Le champ hospitalier couvre trois types d’établissements : les hôpitaux publics, les hôpitaux privés participant au service public (HPSP) et les hôpitaux privés. En 1998, on dénombrait 4 203 établissements hospitaliers en France : 1 058 établissements publics, 792 HPSP et 2 353 établissements privés.
En 1998, 280 000 personnes étaient accueillies chaque jour à l’hôpital : 78 % dans des hôpitaux publics, 12 % dans des HPSP et 10 % dans le secteur privé.
Entre 1990 et 1999, 146 072 lits ont été supprimés, alors que 1 710 550 malades de plus étaient hospitalisés.
En 2000, le taux de vétusté des hôpitaux publics était de 68,6 % (Comptabilité publique).
En 2002, 11 % de la population adulte interrogée déclarent avoir renoncé au moins une fois à des soins de santé pour raison financière (enquête du CREDES).
Les dépenses de santé en France atteignent 9,5 % du produit intérieur brut contre 10,7 % en Allema-gne, 10,9 % en Suisse, 9,7 % au Canada et 14 % aux États-Unis, pays où la moitié de la population n’a pas accès à des soins convenables !
Les récentes enquêtes qui comparent les systèmes de santé dans le monde montrent que les systèmes publics sont plus efficaces que les systèmes privés. Quant aux coûts administratifs, ils peuvent être jusqu’à 15 fois supérieurs !

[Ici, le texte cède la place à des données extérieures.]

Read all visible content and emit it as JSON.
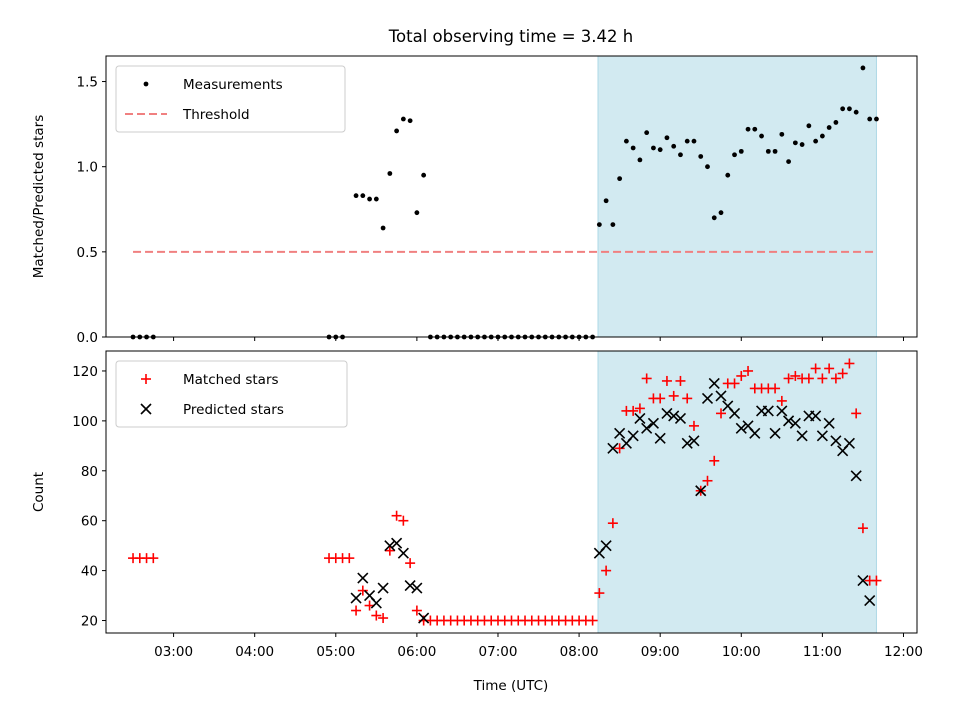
{
  "chart_data": {
    "title": "Total observing time = 3.42 h",
    "xlabel": "Time (UTC)",
    "x_ticks": [
      "03:00",
      "04:00",
      "05:00",
      "06:00",
      "07:00",
      "08:00",
      "09:00",
      "10:00",
      "11:00",
      "12:00"
    ],
    "xlim": [
      "02:10",
      "12:10"
    ],
    "shaded_span": {
      "start": "08:14",
      "end": "11:40",
      "color": "#add8e6"
    },
    "panels": [
      {
        "type": "scatter",
        "ylabel": "Matched/Predicted stars",
        "ylim": [
          0,
          1.65
        ],
        "y_ticks": [
          "0.0",
          "0.5",
          "1.0",
          "1.5"
        ],
        "y_tick_values": [
          0,
          0.5,
          1.0,
          1.5
        ],
        "legend": {
          "placement": "upper-left",
          "entries": [
            "Measurements",
            "Threshold"
          ]
        },
        "threshold": {
          "name": "Threshold",
          "value": 0.5,
          "x_range": [
            "02:30",
            "11:40"
          ],
          "color": "#f08080"
        },
        "series": [
          {
            "name": "Measurements",
            "color": "#000000",
            "marker": "dot",
            "x": [
              "02:30",
              "02:35",
              "02:40",
              "02:45",
              "04:55",
              "05:00",
              "05:05",
              "05:15",
              "05:20",
              "05:25",
              "05:30",
              "05:35",
              "05:40",
              "05:45",
              "05:50",
              "05:55",
              "06:00",
              "06:05",
              "06:10",
              "06:15",
              "06:20",
              "06:25",
              "06:30",
              "06:35",
              "06:40",
              "06:45",
              "06:50",
              "06:55",
              "07:00",
              "07:05",
              "07:10",
              "07:15",
              "07:20",
              "07:25",
              "07:30",
              "07:35",
              "07:40",
              "07:45",
              "07:50",
              "07:55",
              "08:00",
              "08:05",
              "08:10",
              "08:15",
              "08:20",
              "08:25",
              "08:30",
              "08:35",
              "08:40",
              "08:45",
              "08:50",
              "08:55",
              "09:00",
              "09:05",
              "09:10",
              "09:15",
              "09:20",
              "09:25",
              "09:30",
              "09:35",
              "09:40",
              "09:45",
              "09:50",
              "09:55",
              "10:00",
              "10:05",
              "10:10",
              "10:15",
              "10:20",
              "10:25",
              "10:30",
              "10:35",
              "10:40",
              "10:45",
              "10:50",
              "10:55",
              "11:00",
              "11:05",
              "11:10",
              "11:15",
              "11:20",
              "11:25",
              "11:30",
              "11:35",
              "11:40"
            ],
            "y": [
              0,
              0,
              0,
              0,
              0,
              0,
              0,
              0.83,
              0.83,
              0.81,
              0.81,
              0.64,
              0.96,
              1.21,
              1.28,
              1.27,
              0.73,
              0.95,
              0,
              0,
              0,
              0,
              0,
              0,
              0,
              0,
              0,
              0,
              0,
              0,
              0,
              0,
              0,
              0,
              0,
              0,
              0,
              0,
              0,
              0,
              0,
              0,
              0,
              0.66,
              0.8,
              0.66,
              0.93,
              1.15,
              1.11,
              1.04,
              1.2,
              1.11,
              1.1,
              1.17,
              1.12,
              1.07,
              1.15,
              1.15,
              1.06,
              1.0,
              0.7,
              0.73,
              0.95,
              1.07,
              1.09,
              1.22,
              1.22,
              1.18,
              1.09,
              1.09,
              1.19,
              1.03,
              1.14,
              1.13,
              1.24,
              1.15,
              1.18,
              1.23,
              1.26,
              1.34,
              1.34,
              1.32,
              1.58,
              1.28,
              1.28
            ]
          }
        ]
      },
      {
        "type": "scatter",
        "ylabel": "Count",
        "ylim": [
          15,
          128
        ],
        "y_ticks": [
          "20",
          "40",
          "60",
          "80",
          "100",
          "120"
        ],
        "y_tick_values": [
          20,
          40,
          60,
          80,
          100,
          120
        ],
        "legend": {
          "placement": "upper-left",
          "entries": [
            "Matched stars",
            "Predicted stars"
          ]
        },
        "series": [
          {
            "name": "Matched stars",
            "color": "#ff0000",
            "marker": "plus",
            "x": [
              "02:30",
              "02:35",
              "02:40",
              "02:45",
              "04:55",
              "05:00",
              "05:05",
              "05:10",
              "05:15",
              "05:20",
              "05:25",
              "05:30",
              "05:35",
              "05:40",
              "05:45",
              "05:50",
              "05:55",
              "06:00",
              "06:05",
              "06:10",
              "06:15",
              "06:20",
              "06:25",
              "06:30",
              "06:35",
              "06:40",
              "06:45",
              "06:50",
              "06:55",
              "07:00",
              "07:05",
              "07:10",
              "07:15",
              "07:20",
              "07:25",
              "07:30",
              "07:35",
              "07:40",
              "07:45",
              "07:50",
              "07:55",
              "08:00",
              "08:05",
              "08:10",
              "08:15",
              "08:20",
              "08:25",
              "08:30",
              "08:35",
              "08:40",
              "08:45",
              "08:50",
              "08:55",
              "09:00",
              "09:05",
              "09:10",
              "09:15",
              "09:20",
              "09:25",
              "09:30",
              "09:35",
              "09:40",
              "09:45",
              "09:50",
              "09:55",
              "10:00",
              "10:05",
              "10:10",
              "10:15",
              "10:20",
              "10:25",
              "10:30",
              "10:35",
              "10:40",
              "10:45",
              "10:50",
              "10:55",
              "11:00",
              "11:05",
              "11:10",
              "11:15",
              "11:20",
              "11:25",
              "11:30",
              "11:35",
              "11:40"
            ],
            "y": [
              45,
              45,
              45,
              45,
              45,
              45,
              45,
              45,
              24,
              32,
              26,
              22,
              21,
              48,
              62,
              60,
              43,
              24,
              20,
              20,
              20,
              20,
              20,
              20,
              20,
              20,
              20,
              20,
              20,
              20,
              20,
              20,
              20,
              20,
              20,
              20,
              20,
              20,
              20,
              20,
              20,
              20,
              20,
              20,
              31,
              40,
              59,
              89,
              104,
              104,
              105,
              117,
              109,
              109,
              116,
              110,
              116,
              109,
              98,
              72,
              76,
              84,
              103,
              115,
              115,
              118,
              120,
              113,
              113,
              113,
              113,
              108,
              117,
              118,
              117,
              117,
              121,
              117,
              121,
              117,
              119,
              123,
              103,
              57,
              36,
              36
            ]
          },
          {
            "name": "Predicted stars",
            "color": "#000000",
            "marker": "x",
            "x": [
              "05:15",
              "05:20",
              "05:25",
              "05:30",
              "05:35",
              "05:40",
              "05:45",
              "05:50",
              "05:55",
              "06:00",
              "06:05",
              "08:15",
              "08:20",
              "08:25",
              "08:30",
              "08:35",
              "08:40",
              "08:45",
              "08:50",
              "08:55",
              "09:00",
              "09:05",
              "09:10",
              "09:15",
              "09:20",
              "09:25",
              "09:30",
              "09:35",
              "09:40",
              "09:45",
              "09:50",
              "09:55",
              "10:00",
              "10:05",
              "10:10",
              "10:15",
              "10:20",
              "10:25",
              "10:30",
              "10:35",
              "10:40",
              "10:45",
              "10:50",
              "10:55",
              "11:00",
              "11:05",
              "11:10",
              "11:15",
              "11:20",
              "11:25",
              "11:30",
              "11:35"
            ],
            "y": [
              29,
              37,
              30,
              27,
              33,
              50,
              51,
              47,
              34,
              33,
              21,
              47,
              50,
              89,
              95,
              91,
              94,
              101,
              97,
              99,
              93,
              103,
              102,
              101,
              91,
              92,
              72,
              109,
              115,
              110,
              106,
              103,
              97,
              98,
              95,
              104,
              104,
              95,
              104,
              100,
              99,
              94,
              102,
              102,
              94,
              99,
              92,
              88,
              91,
              78,
              36,
              28
            ]
          }
        ]
      }
    ]
  }
}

En décembre 2003, le ministère français de la Santé et la Banque européenne d’investissement signaient une déclaration d’intention pour que la BEI puisse s’associer à l’état français dans le cadre des fonds d’investissement pour la modernisation du parc hospitalier. La BEI a annoncé qu’elle consacrerai 500 millions d’euros dans le cadre d’« Hôpital 2007 »…
D’ici 10 ans, plus de la moitié du personnel titulaires de la fonction publique hospitalière partira en retraite. Si « Hôpital 2007 » s’applique, les nouveaux embauchés seront de droit privé.